Transcript: Flame-Retardant Pollutants & Child Development
Below is an approximation of this video’s audio content. To see any graphs, charts, graphics, images, and quotes to which Dr. Greger may be referring, watch the above video.
The results of the CHAMACOS study were published recently–the Center for the Health Assessment of Mothers and Children of Salinas Valley California–investigating the relationship between exposure to flame-retardant chemical pollutants in pregnancy and childhood, and subsequent neurobehavioral development. Why California? Because California children’s exposures to these chemicals are among the highest in the world, considered to be endocrine disruptors and neurotoxins. What did they find? Both prenatal and childhood exposures to these chemicals were associated with poorer attention, fine motor coordination, and cognition (particularly verbal comprehension) by the time the children reached school age. This study, the largest to date, contributes to growing evidence suggesting that these PBDEs–polybrominated diphenyl ethers–(flame-retardant chemicals) have adverse impacts on child neurobehavioral development. And, the adverse effects may extend into adolescence, again affecting motor function as well as thyroid gland function, something that may extend into adulthood.

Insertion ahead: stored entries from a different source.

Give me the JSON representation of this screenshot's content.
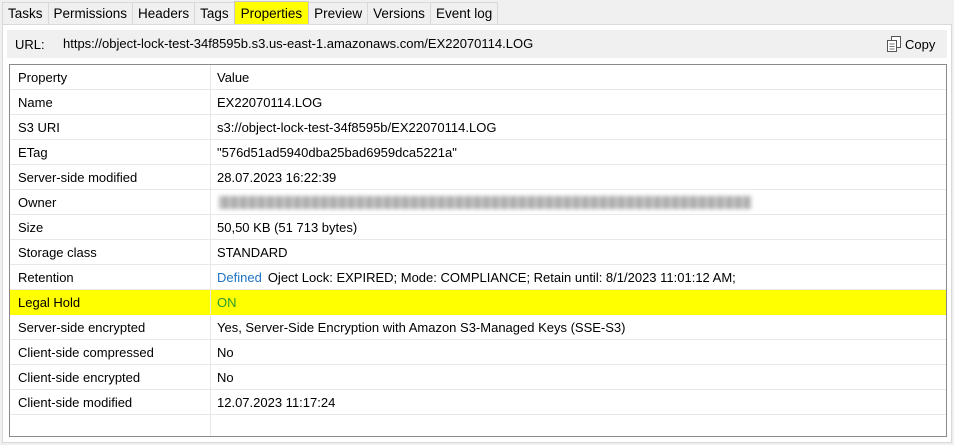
{
  "tabs": [
    {
      "label": "Tasks",
      "active": false
    },
    {
      "label": "Permissions",
      "active": false
    },
    {
      "label": "Headers",
      "active": false
    },
    {
      "label": "Tags",
      "active": false
    },
    {
      "label": "Properties",
      "active": true
    },
    {
      "label": "Preview",
      "active": false
    },
    {
      "label": "Versions",
      "active": false
    },
    {
      "label": "Event log",
      "active": false
    }
  ],
  "url": {
    "label": "URL:",
    "value": "https://object-lock-test-34f8595b.s3.us-east-1.amazonaws.com/EX22070114.LOG",
    "copy_label": "Copy"
  },
  "table": {
    "headers": {
      "property": "Property",
      "value": "Value"
    },
    "rows": [
      {
        "property": "Name",
        "value": "EX22070114.LOG"
      },
      {
        "property": "S3 URI",
        "value": "s3://object-lock-test-34f8595b/EX22070114.LOG"
      },
      {
        "property": "ETag",
        "value": "\"576d51ad5940dba25bad6959dca5221a\""
      },
      {
        "property": "Server-side modified",
        "value": "28.07.2023 16:22:39"
      },
      {
        "property": "Owner",
        "value": ""
      },
      {
        "property": "Size",
        "value": "50,50 KB (51 713 bytes)"
      },
      {
        "property": "Storage class",
        "value": "STANDARD"
      },
      {
        "property": "Retention",
        "link": "Defined",
        "value": "Oject Lock: EXPIRED; Mode: COMPLIANCE; Retain until: 8/1/2023 11:01:12 AM;"
      },
      {
        "property": "Legal Hold",
        "value": "ON"
      },
      {
        "property": "Server-side encrypted",
        "value": "Yes, Server-Side Encryption with Amazon S3-Managed Keys (SSE-S3)"
      },
      {
        "property": "Client-side compressed",
        "value": "No"
      },
      {
        "property": "Client-side encrypted",
        "value": "No"
      },
      {
        "property": "Client-side modified",
        "value": "12.07.2023 11:17:24"
      }
    ]
  },
  "colors": {
    "active_tab": "#ffff00",
    "highlight_row": "#ffff00",
    "link": "#1f74c4",
    "on_status": "#2e9b2e"
  },
  "icons": {
    "copy": "copy-icon"
  }
}
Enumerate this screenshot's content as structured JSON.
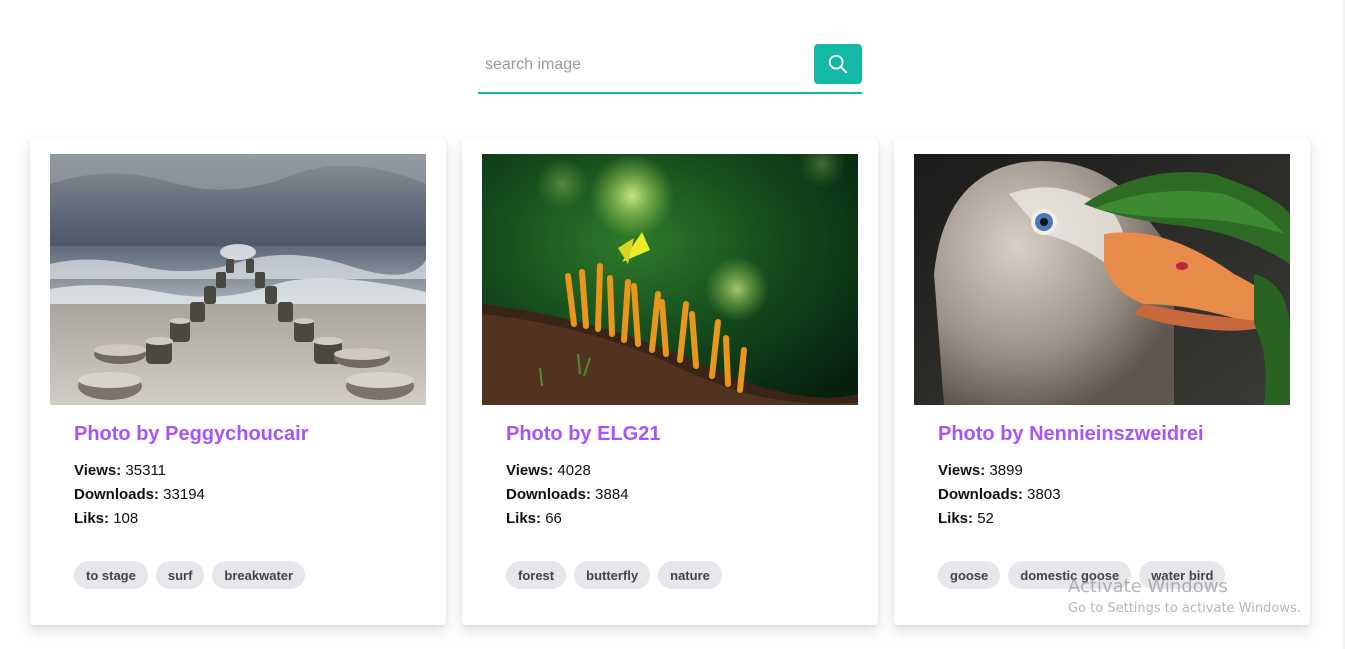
{
  "search": {
    "placeholder": "search image",
    "value": "",
    "button_icon": "search-icon",
    "accent": "#14b8a6"
  },
  "cards": [
    {
      "title": "Photo by Peggychoucair",
      "image_subject": "wooden breakwater posts leading into a stormy sea",
      "stats": {
        "views_label": "Views:",
        "views": "35311",
        "downloads_label": "Downloads:",
        "downloads": "33194",
        "likes_label": "Liks:",
        "likes": "108"
      },
      "tags": [
        "to stage",
        "surf",
        "breakwater"
      ]
    },
    {
      "title": "Photo by ELG21",
      "image_subject": "yellow butterfly on orange coral fungus in a green forest",
      "stats": {
        "views_label": "Views:",
        "views": "4028",
        "downloads_label": "Downloads:",
        "downloads": "3884",
        "likes_label": "Liks:",
        "likes": "66"
      },
      "tags": [
        "forest",
        "butterfly",
        "nature"
      ]
    },
    {
      "title": "Photo by Nennieinszweidrei",
      "image_subject": "close-up of a domestic goose head with orange beak",
      "stats": {
        "views_label": "Views:",
        "views": "3899",
        "downloads_label": "Downloads:",
        "downloads": "3803",
        "likes_label": "Liks:",
        "likes": "52"
      },
      "tags": [
        "goose",
        "domestic goose",
        "water bird"
      ]
    }
  ],
  "colors": {
    "title": "#a855f7",
    "tag_bg": "#e5e7eb"
  },
  "watermark": {
    "line1": "Activate Windows",
    "line2": "Go to Settings to activate Windows."
  }
}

These chemicals get into the moms, then get into the amniotic fluid, and then into the breast milk. And the more that’s in the milk, the worse may be the infants’ mental development. Breast is still best; but, how did these women get exposed in the first place?
The question: is exposure mostly from diet, or dust? Researchers in Boston collected breast milk samples from 46 first-time moms, vacuumed up samples of dust from their homes, and questioned them about their diets. They found that both were likely to blame. Diet-wise, a number of animal products were implicated. That’s consistent with what’s been found worldwide. For example, in Europe, these flame-retardant chemical pollutants are found mostly in fish, meat, and other animal products. It’s similar to what you see with dioxins: fish and other fatty foods, with a plant-based diet offering the lowest exposure.
Well, if that’s the case, do vegetarians have lower levels of flame-retardant chemical pollutants circulating in their bloodstreams? Yes, vegetarians had about 25% lower levels. Poultry appeared to be the worst. USDA researchers compared the levels in different meats, and the highest levels were found in chicken and turkey, with less in pork, and even less in beef. California poultry had the highest, consistent with strict furniture flammability codes, but it’s not like chickens are pecking at the furniture. Chickens and turkeys may be indirectly exposed through the application of sewer sludge to fields where feed crops are raised, contamination of water supplies, the use of flame-retardant materials in poultry housing, or the inadvertent incorporation of fire-retardant material into the birds’ bedding or feed ingredients.
Now fish have been shown to have the highest levels overall, but Americans don’t eat a lot of fish, and so they don’t contribute as much to the total body burden in the United States. Here’s the level they found in meat-eaters. Here’s the amount found in the bloodstream of vegetarians. Just to give you a sense of the contribution of chicken, here’s where higher-than-average-poultry eaters ended up, compared to lower than average.
Where did the vegans end up? Well, we know the intake of many other classes of pollutants is almost exclusively from the ingestion of animal fats in the diet, so, what if you take them all out of the diet? Well, it works for dioxins. Vegan dioxin levels appear markedly lower than the general population, but what about for the flame retardant chemicals? Vegans came out down here, with long-term vegans–a few who’ve been vegan around 20 years–even lower. This tendency for chemical levels to decline the longer one eats plant-based suggests that food of animal origin contributes substantially, but note the levels never get down to zero; so, diet is not the only source.
The USDA researchers note that there are currently no regulatory limits on the amount of flame-retardant chemical contamination in U.S. foods, but reducing the levels of unnecessary, persistent, toxic compounds in our diet is certainly desirable.